According to Moir: "In some cases where we've used this tool, we've actually avoided doing a significant review of the underlying materials at all. When there's no review or a very targeted review, the cost can be of the order of 10%-20%. It depends how much data there is – the economies of scale are greater for larger breaches. In a matter we did recently – a medium-size breach with over a hundred gigabytes of data – the costs associated were about 20%."
Because the software can also identify documents that contain the most significant personal data, any manual review which is considered necessary – for example on a high-profile breach attracting more attention from regulators – will be of fewer documents and take far less time. Moir says the cost can still be less than half of a manual review.
In creating the platform, Moir said the cybersecurity team cut development time and avoided complex processes that come with outsourcing development and testing, due to the fact that lawyers in the team have coding skills. This project used a combination of programming languages C# and SQL.

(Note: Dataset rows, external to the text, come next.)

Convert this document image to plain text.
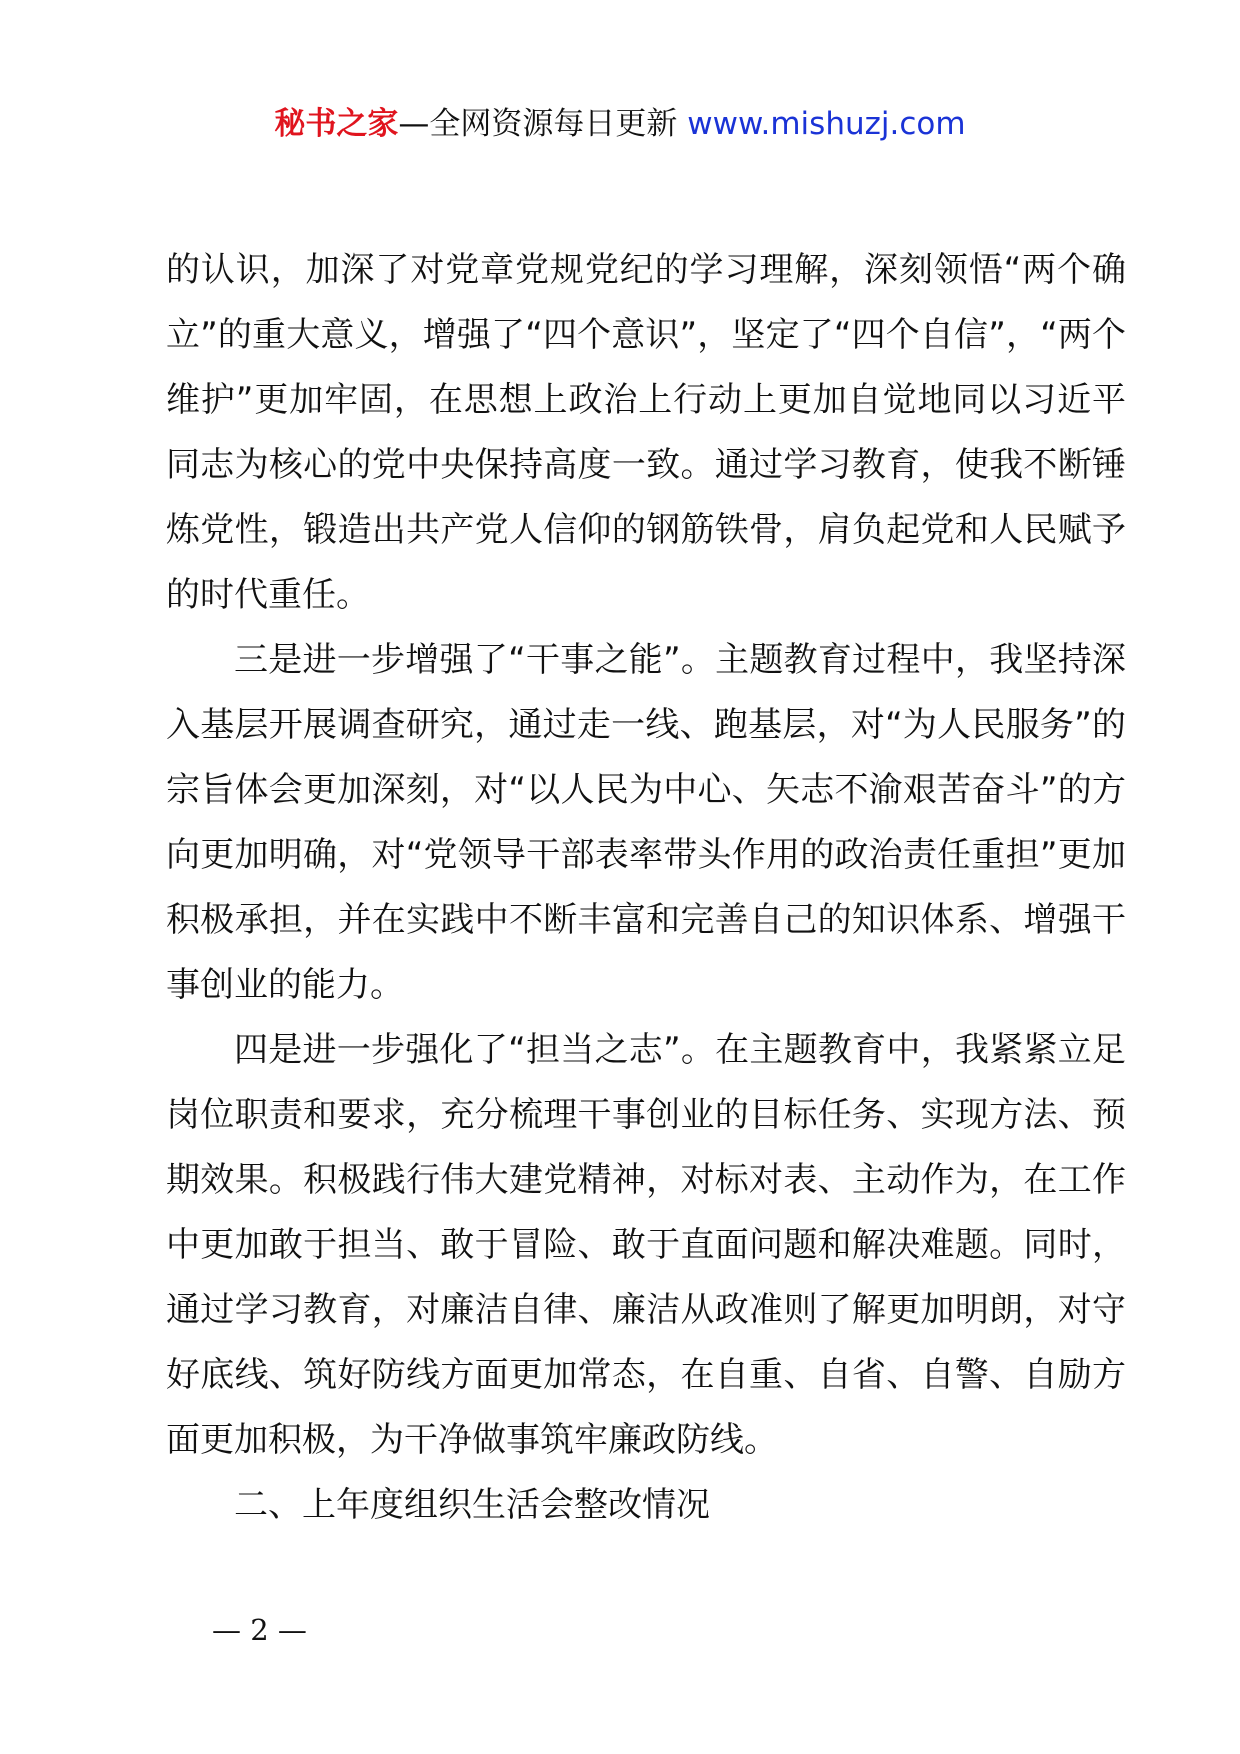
秘书之家—全网资源每日更新 www.mishuzj.com

的认识，加深了对党章党规党纪的学习理解，深刻领悟“两个确立”的重大意义，增强了“四个意识”，坚定了“四个自信”，“两个维护”更加牢固，在思想上政治上行动上更加自觉地同以习近平同志为核心的党中央保持高度一致。通过学习教育，使我不断锤炼党性，锻造出共产党人信仰的钢筋铁骨，肩负起党和人民赋予的时代重任。

三是进一步增强了“干事之能”。主题教育过程中，我坚持深入基层开展调查研究，通过走一线、跑基层，对“为人民服务”的宗旨体会更加深刻，对“以人民为中心、矢志不渝艰苦奋斗”的方向更加明确，对“党领导干部表率带头作用的政治责任重担”更加积极承担，并在实践中不断丰富和完善自己的知识体系、增强干事创业的能力。

四是进一步强化了“担当之志”。在主题教育中，我紧紧立足岗位职责和要求，充分梳理干事创业的目标任务、实现方法、预期效果。积极践行伟大建党精神，对标对表、主动作为，在工作中更加敢于担当、敢于冒险、敢于直面问题和解决难题。同时，通过学习教育，对廉洁自律、廉洁从政准则了解更加明朗，对守好底线、筑好防线方面更加常态，在自重、自省、自警、自励方面更加积极，为干净做事筑牢廉政防线。

二、上年度组织生活会整改情况

— 2 —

He added: "It took us a little while to turn the idea into a reality, but we also needed to develop the process around it. It needs to be defensible, and for any given breach the regulator will need to be satisfied that it's an appropriate way to proceed. We've used it in matters already and as long as you're in a position to justify your approach when the time comes, you should be fine with the ICO."
Moir has previously written software to help settle ownership disputes for financial algorithms, and has also developed a number of home-automation apps that are on sale in the Google Play store: "I've been coding since I was knee-high – I was part of the generation that grew up with a computer. The difference with me is that I've maintained it. When I decided to be a lawyer, I didn't stop doing it."